So what is $500,000 (which I think is a lot of money for a team to pay the player for being traded) to a player earning $4 million? It is significant, but what tribulations should be subsidized for this player? If the player gets traded in the offseason he has plenty of time to set up his new life in a new city, if he even chooses to do so, and if a player gets traded at the trade deadline he will probably be in the new city for an entire month and a half at the most. His family isn't going to immediately pack up and move with him until at least the offseason, if they even choose to move at all. So there may be very little to be subsidized if a player merely rents an apartment during the baseball season in his new city.

What general manager would subject himself to the constant changes in place of employment as Dotel and Jackson have had?

A general manager may not subject himself to this, but a front office executive looking to move up into a general manager position may change the location of his major league employer many times during his move up the ladder. No general manager starts off his career in the front office as the general manager. I hope Murray realizes on the way to that position, family sacrifices were probably made, which most likely includes moving cities a few times.

What makes it acceptable for general managers to do it to Dotel and Jackson without compensation of some sort?

Let's consider the labor rules that in no way prohibit trades between teams, the fact the general manager is a representative of the player's employer and can trade players as they see fit, the idea players (it doesn't sound good, I know) are commodities to help one team improve that team and it is acceptable for teams to just waive a player and suddenly make him unemployed to where he has to move to a new city...there's really nothing that doesn't make trading players and displacing their lives unacceptable.

Would the player's union really accept this idea easily? On the surface, it seems like they would. But would the union want extra barriers to a player being traded to a team he may want to go to? Many of these players to get traded, at least in the majors, want to go a competitive team. Other players, at least in the minors, may want to go to a team where they have a shot to play in the majors much more quickly. Murray overlooks minor league players in this discussion. Do they get the trade bonus too? Apparently not.

Wherever the two sides are in their confidential negotiations, they have time to adopt this revolutionary step 35 years after they negotiated terms of free agency.

This should definitely be Issue #328. After everything else gets figured out, the player's union should bring this up to the owners.
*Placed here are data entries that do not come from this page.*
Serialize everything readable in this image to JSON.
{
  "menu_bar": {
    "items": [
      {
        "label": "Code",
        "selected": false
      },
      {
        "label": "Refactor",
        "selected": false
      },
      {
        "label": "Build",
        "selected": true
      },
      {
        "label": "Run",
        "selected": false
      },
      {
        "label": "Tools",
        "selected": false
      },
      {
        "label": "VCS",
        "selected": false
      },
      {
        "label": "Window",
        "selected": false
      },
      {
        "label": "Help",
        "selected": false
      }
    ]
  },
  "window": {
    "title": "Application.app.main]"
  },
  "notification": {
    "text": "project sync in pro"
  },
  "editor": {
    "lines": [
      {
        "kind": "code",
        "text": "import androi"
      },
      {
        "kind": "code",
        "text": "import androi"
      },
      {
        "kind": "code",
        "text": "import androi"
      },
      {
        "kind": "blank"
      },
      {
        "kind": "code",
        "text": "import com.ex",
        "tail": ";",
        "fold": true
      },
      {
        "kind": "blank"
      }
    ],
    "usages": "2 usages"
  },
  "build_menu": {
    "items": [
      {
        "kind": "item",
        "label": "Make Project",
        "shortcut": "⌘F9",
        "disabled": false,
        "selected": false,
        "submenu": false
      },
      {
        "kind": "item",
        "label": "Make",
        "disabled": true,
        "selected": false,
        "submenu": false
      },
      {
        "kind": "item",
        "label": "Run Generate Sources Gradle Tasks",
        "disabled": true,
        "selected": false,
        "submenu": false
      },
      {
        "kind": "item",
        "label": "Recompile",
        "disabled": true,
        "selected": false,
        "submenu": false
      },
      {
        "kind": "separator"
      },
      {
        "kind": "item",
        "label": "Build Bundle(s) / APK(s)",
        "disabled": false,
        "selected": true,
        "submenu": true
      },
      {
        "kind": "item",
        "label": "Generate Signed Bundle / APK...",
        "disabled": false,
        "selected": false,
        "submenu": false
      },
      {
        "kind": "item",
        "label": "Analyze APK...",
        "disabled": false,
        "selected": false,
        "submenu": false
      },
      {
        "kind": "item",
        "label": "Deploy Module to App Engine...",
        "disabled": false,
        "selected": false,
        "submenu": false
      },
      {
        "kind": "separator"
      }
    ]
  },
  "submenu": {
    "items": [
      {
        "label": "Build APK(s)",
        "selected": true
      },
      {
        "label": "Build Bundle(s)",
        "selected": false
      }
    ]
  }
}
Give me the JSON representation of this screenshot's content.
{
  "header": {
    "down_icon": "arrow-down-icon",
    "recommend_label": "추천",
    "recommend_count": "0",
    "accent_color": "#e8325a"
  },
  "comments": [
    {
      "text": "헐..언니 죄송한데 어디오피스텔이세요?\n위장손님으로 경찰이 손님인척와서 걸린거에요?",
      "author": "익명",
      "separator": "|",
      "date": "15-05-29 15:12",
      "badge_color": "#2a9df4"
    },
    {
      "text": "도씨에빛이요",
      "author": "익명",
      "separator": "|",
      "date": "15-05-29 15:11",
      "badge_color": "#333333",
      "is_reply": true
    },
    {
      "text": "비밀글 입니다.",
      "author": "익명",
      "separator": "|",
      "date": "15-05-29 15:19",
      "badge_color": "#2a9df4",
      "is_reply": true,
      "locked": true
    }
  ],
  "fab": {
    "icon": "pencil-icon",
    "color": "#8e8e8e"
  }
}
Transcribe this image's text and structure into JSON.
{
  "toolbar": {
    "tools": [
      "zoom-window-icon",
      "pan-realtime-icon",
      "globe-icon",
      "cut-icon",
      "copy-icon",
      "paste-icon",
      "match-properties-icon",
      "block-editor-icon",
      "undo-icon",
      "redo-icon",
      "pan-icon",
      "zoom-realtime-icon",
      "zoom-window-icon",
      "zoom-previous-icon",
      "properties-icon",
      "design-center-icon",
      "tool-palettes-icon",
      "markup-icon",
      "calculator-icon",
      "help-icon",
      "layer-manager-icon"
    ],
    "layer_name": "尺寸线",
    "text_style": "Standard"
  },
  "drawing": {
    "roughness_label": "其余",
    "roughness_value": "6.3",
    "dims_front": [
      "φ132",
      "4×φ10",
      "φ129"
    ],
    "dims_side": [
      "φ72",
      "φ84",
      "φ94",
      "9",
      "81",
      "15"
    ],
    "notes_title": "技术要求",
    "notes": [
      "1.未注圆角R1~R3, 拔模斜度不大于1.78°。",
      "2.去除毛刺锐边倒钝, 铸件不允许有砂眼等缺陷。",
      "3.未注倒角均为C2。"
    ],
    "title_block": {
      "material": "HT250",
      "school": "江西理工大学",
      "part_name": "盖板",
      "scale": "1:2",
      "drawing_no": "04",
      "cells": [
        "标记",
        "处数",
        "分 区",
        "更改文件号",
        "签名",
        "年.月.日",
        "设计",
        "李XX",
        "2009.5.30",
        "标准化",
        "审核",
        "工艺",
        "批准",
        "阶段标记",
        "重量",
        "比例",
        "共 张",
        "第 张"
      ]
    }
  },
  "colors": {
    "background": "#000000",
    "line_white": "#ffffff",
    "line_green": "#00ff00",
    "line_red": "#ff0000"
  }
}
At least both sides could get a good laugh out of it.


HH said...

So many things to say, most of them obviously if you have ANY understanding of economics:

1. No-Trade clauses aren't free. They're items of value, and they cost a player money up front. The basic choice facing any player is $X, or $X-n plus a no trade clause. It's an important asset in negotiations, not a gift given to players. If a player, who gives up money up front to get this asset, chooses to then "sell" it back to the team, he should of course be compensated.

2. While this obviously affects some players more than others, players ALREADY get paid money because they're traded. The player lifestyle is difficult - lots of travel, a long pre-season stay in other states, and the risk of getting traded or cut. The reason baseball salaries are high and guaranteed ALREADY takes into account these risks and difficulties, much like a parole officer makes more than a social worker for doing similar work because working with felons is unpleasant and dangerous.

3. Even IF a "trade bonus" were needed, isn't Murray aware of the many many players that write these clauses into their contracts? If players get traded, their options can vest, or salaries increase, to compensate. There's no reason to use the heavy hand of Murray Chass, especially because the brain guiding that hand is pretty stupid.

rich said...

Since HH already covered most of the points (applauds) there's one thing in this article that is so incredibly stupid to me that it boggles my mind:

the upheaval the trade would have on the life of the player and his family

The reason this is stupid? Most players don't live where they play anyway. When you work from March to October you have a fourth month vacation.

Now factoring in the fact that you spend half the time on the road anyway, you have 4 months on the road, 4 months at "home" and 4 months to live where ever you damn well please.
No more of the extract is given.